Limang Libo, Hujan Tak Jadi Datang, Outing, Focal Point, dan Kuda Laut adalah beberapa film yang tahun lalu mengisi program SEA Shorts di Cinemanila International Film Festival. Limang Libo, Outing, Focal Point, dan Kuda Laut bersaing di sesi kompetisi, sedangkan Hujan Tak Jadi Datang diputar dalam sesi ekshibisi.
Saat diskusi digelar, moderator Ariani Darmawan berusaha merunut benang merah dalam film-film yang baru saja disaksikan hadirin. Seperti yang diwanti-wanti sang programmer menjelang pemutaran, semua film memang sunyi, tidak banyak berdialog. “Ada banyak adegan-adegan di mana kameranya diam,” cetus Ariani. “Apakah ini terkait dengan budget yang terbatas? Atau treatment seperti ini memang diperlukan buat mengangkat tema keluarga?”

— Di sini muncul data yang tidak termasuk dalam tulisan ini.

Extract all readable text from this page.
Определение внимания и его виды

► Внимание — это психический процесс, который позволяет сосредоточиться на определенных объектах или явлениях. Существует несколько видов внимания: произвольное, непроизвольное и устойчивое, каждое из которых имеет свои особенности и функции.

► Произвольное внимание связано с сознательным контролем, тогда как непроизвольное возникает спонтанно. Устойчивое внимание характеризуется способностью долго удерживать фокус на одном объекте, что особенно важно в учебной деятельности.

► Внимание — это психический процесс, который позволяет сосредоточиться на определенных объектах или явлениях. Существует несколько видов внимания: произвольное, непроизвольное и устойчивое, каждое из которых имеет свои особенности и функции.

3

“Di satu sisi, keterbatasan anggaran tentu berpengaruh,” sahut Elida. “Tapi di sisi lain, para pembuat film memang ingin berkomunikasi lewat kesunyian. Kamera yang diam memberi penonton kesempatan buat menyimak banyak detail. Detail-detail itulah yang membantu penonton menangkap atmosfer yang berusaha disampaikan si pembuat film.”
“Lalu ke mana keriuhan khas Asia Tenggara?” tanya seorang penonton. “Misalnya tawar-menawar di pasar?”
“Keriuhan itu biasanya muncul pada film-film feature, karena buat produksi film pendek blocking suaranya susah,” jawab Elida. “Kalau pembuat film pendek mau syuting di warung kopi siang-siang, mereka harus bisa mengatasi hambatan-hambatan yang pasti akan muncul: kegaduhan yang nggak perlu, orang-orang yang menonton syuting, dan masih banyak lagi. Mereka juga mesti memikirkan apakah usaha-usaha itu memang sepadan dengan hasil yang ingin dicapai.”
Rara, seorang penonton, menyampaikan kesannya: “Film-film pendek tadi sudut pandangnya nggak sering kita lihat di televisi. Nggak mainstream, metaforis, dan banyak memunculkan interpretasi. Setelah nonton, saya jadi berpikiran jangan-jangan di sekitar kita juga banyak yang seperti itu.”
Diskusi berlanjut dengan pembahasan tema. “Dari film-film ini kita melihat semuanya bertemakan keluarga, kesepian, dan rasa tidak puas terhadap apa yang dimiliki. Apa Asia Tenggara memang seperti ini? Apa betul representasinya seperti ini?” tanya Ariani. Ia lalu menumpahkan unek-uneknya saat menyaksikan program film Asia Tenggara di sebuah festival. “Temanya semua mirip-mirip. Kesepian, kemiskinan. Saya curiga ini karena programmer–programmer festival seleranya memang begitu. Jangan-jangan ini akan membuat filmmaker berpikir kalau mau filmnya diputar di festival, dan dapat pendanaan, maka dia harus membuat film dengan tema-tema seperti itu.”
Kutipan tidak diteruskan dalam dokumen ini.